From what I understand, running TopHat with the GTF will assist with the mappings and make them a little cleaner, but shouldn't make a huge difference. I tried running TopHat with and without GTF on some mouse data.
Alignment summary with GTF:
Alignment summary without GTF:
The difference between alignment with and without GTF is huge. Is this normal? What would explain such a big discrepancy?
If this is normal, then the conclusion is that providing a GTF is important. By that logic, can TopHat really be trusted to detect novel transcripts if it has so much trouble working with transcripts not described by a GTF file?
Alignment summary with GTF:
Code:
Left reads: Input: 76922617 Mapped: 37116408 (48.3% of input) of these: 1976558 ( 5.3%) have multiple alignments (515208 have >20) Right reads: Input: 76672086 Mapped: 35646606 (46.5% of input) of these: 1395593 ( 3.9%) have multiple alignments (748805 have >20) 47.4% overall read alignment rate.
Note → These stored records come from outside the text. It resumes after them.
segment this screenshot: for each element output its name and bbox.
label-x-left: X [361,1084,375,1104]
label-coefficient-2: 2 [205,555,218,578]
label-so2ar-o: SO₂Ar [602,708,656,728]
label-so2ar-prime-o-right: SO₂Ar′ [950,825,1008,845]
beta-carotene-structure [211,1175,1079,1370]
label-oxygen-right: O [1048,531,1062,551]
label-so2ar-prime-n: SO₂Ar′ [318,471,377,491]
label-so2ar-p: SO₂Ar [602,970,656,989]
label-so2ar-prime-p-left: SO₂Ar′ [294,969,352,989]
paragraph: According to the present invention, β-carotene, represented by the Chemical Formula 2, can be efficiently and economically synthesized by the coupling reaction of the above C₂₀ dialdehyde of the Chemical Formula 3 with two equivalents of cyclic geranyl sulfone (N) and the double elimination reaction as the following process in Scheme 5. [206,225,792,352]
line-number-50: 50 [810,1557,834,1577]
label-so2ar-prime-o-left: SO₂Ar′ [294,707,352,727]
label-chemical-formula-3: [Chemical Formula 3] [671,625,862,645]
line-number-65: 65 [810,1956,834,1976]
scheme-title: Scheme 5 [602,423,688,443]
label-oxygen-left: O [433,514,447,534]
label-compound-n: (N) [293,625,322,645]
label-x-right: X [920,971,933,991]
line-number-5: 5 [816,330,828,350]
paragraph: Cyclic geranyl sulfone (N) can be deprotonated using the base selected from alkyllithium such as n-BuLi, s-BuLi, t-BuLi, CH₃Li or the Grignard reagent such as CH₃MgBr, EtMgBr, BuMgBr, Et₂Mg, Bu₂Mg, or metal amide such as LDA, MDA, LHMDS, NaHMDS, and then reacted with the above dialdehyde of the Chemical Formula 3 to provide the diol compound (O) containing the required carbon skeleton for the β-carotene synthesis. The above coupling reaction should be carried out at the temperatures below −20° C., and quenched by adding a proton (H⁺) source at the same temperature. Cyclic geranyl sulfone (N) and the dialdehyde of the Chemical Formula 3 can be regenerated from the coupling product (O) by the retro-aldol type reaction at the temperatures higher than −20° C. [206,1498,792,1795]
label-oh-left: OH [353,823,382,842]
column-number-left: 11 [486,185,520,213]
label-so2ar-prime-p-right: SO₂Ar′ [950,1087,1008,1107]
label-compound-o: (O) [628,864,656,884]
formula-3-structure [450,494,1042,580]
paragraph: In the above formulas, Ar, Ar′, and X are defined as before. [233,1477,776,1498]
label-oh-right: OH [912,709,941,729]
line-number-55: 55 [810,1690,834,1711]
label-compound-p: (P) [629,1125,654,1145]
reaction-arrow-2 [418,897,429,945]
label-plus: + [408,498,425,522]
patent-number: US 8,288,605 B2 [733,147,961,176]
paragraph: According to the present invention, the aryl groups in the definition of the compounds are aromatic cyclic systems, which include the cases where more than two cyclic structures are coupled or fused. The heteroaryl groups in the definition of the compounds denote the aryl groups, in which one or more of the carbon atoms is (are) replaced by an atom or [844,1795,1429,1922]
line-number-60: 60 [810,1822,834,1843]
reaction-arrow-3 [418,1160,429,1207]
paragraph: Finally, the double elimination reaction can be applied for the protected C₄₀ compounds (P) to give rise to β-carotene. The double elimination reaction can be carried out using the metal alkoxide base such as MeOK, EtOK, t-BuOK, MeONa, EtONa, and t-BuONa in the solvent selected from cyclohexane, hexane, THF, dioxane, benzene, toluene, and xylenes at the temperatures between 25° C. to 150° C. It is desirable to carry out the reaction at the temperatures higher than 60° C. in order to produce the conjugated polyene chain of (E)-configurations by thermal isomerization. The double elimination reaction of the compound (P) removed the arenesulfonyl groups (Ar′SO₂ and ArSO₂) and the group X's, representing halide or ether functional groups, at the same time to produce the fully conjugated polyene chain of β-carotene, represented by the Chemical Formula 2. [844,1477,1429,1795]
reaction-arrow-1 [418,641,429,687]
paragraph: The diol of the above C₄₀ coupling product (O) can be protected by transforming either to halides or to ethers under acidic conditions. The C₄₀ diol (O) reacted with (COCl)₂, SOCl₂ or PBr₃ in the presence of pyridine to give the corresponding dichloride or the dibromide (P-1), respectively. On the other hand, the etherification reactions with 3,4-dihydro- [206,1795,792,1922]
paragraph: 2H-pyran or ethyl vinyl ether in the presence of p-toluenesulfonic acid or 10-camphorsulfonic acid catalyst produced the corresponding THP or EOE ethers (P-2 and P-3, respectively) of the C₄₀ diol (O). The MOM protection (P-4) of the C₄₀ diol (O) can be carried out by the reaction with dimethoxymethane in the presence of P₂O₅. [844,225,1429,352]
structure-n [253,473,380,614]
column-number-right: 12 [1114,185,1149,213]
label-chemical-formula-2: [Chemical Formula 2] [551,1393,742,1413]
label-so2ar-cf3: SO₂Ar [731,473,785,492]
Aligned pairs: 32699739 of these: 745858 ( 2.3%) have multiple alignments and: 353721 ( 1.1%) are discordant alignments 42.2% concordant pair alignment rate.
Code:
Left reads: Input: 76922617 Mapped: 4455809 ( 5.8% of input) of these: 212949 ( 4.8%) have multiple alignments (481436 have >20) Right reads: Input: 76672086 Mapped: 3360721 ( 4.4% of input) of these: 128254 ( 3.8%) have multiple alignments (732174 have >20) 5.1% overall read alignment rate. Aligned pairs: 817083 of these: 5615 ( 0.7%) have multiple alignments and: 720 ( 0.1%) are discordant alignments 1.1% concordant pair alignment rate.
If this is normal, then the conclusion is that providing a GTF is important. By that logic, can TopHat really be trusted to detect novel transcripts if it has so much trouble working with transcripts not described by a GTF file?